Blackmail, the last silent and the first sound film by Alfred Hitchcock, as described by the producers, opened the era of sound films in the UK. Originally, the tape was filmed without any sound. However, by the end of work, there was recording equipment, and Hitchcock decided to direct a separate audio version of the film. However, there was an unexpected complication. Anny Ondra, the main actress, spoke English with a strong accent. Duplication had not been invented, so shooting and recording of audio series were produced simultaneously. Hitchcock came up with an original output. Ondra moved her lips, and an actress Joan Barry spoke her words from behind the scene. Then there was some discrepancy as Ondra’s character, a daughter of a small London merchant, Cockney, spoke perfect English. However, it did not affect the success of the film. Blackmail has become a model of Hitchcock’s stylistics and his second big success after Tenant.
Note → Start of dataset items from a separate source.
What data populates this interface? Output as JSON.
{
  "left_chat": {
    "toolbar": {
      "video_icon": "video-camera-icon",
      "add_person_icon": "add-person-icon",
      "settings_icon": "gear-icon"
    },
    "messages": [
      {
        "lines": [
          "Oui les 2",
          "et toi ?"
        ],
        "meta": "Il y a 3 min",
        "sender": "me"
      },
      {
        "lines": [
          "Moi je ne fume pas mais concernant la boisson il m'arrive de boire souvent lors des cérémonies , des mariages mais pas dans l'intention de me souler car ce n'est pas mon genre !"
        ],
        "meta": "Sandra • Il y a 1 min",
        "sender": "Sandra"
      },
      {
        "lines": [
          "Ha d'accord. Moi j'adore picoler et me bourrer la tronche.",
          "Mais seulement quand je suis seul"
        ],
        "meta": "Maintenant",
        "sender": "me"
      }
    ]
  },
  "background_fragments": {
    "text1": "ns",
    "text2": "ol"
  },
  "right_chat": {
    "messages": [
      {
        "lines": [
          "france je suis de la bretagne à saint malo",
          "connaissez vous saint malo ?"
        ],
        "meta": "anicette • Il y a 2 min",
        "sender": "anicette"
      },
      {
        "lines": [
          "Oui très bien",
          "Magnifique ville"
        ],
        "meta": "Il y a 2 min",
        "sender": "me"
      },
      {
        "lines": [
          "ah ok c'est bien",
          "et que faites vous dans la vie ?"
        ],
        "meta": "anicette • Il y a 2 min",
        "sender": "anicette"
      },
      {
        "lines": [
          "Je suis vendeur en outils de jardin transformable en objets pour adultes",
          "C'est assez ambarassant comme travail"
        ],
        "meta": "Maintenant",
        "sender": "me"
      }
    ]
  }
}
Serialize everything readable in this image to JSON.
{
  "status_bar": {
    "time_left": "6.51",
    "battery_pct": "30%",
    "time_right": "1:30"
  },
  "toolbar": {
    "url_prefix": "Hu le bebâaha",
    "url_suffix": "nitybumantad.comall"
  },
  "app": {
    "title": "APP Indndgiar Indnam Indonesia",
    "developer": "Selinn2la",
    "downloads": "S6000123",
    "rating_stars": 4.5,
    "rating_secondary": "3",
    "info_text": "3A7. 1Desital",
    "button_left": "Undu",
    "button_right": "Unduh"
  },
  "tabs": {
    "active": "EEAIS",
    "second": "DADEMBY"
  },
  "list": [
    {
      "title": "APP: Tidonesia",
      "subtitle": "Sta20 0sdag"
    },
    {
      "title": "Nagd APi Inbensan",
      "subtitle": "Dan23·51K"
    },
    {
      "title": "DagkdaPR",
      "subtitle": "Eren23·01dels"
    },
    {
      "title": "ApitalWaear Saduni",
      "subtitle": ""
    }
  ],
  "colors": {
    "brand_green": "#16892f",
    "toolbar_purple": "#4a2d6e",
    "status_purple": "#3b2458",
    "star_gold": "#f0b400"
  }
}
The film became a commercial triumph, which made Hitchcock recognized by critics as one of the greatest directors of all time. In all its glory, Blackmail shows many stylistic elements typical to Hitchcock’s fashion, in particular, enthusiasm of male sexual aggression and women’s vulnerability. The film is included in the UNESCO World Heritage Center along with another 8 films of the director.
Conclusion
In the history of world cinematography, Alfred Hitchcock – the famous English and American film director – remained an unsurpassed master of horror films. Hitchcock firmly entrenched in the classics of world cinema, removing more than fifty feature films as well as television and documentary films. He created action-packed films with an atmosphere of anxiety, suspense and gloomy humor. They were called thrillers. Hitchcock skillfully worked on the psyche of the audience. Altogether, he produced 55 feature films, many of which have become classics of world cinema. He was repeatedly awarded.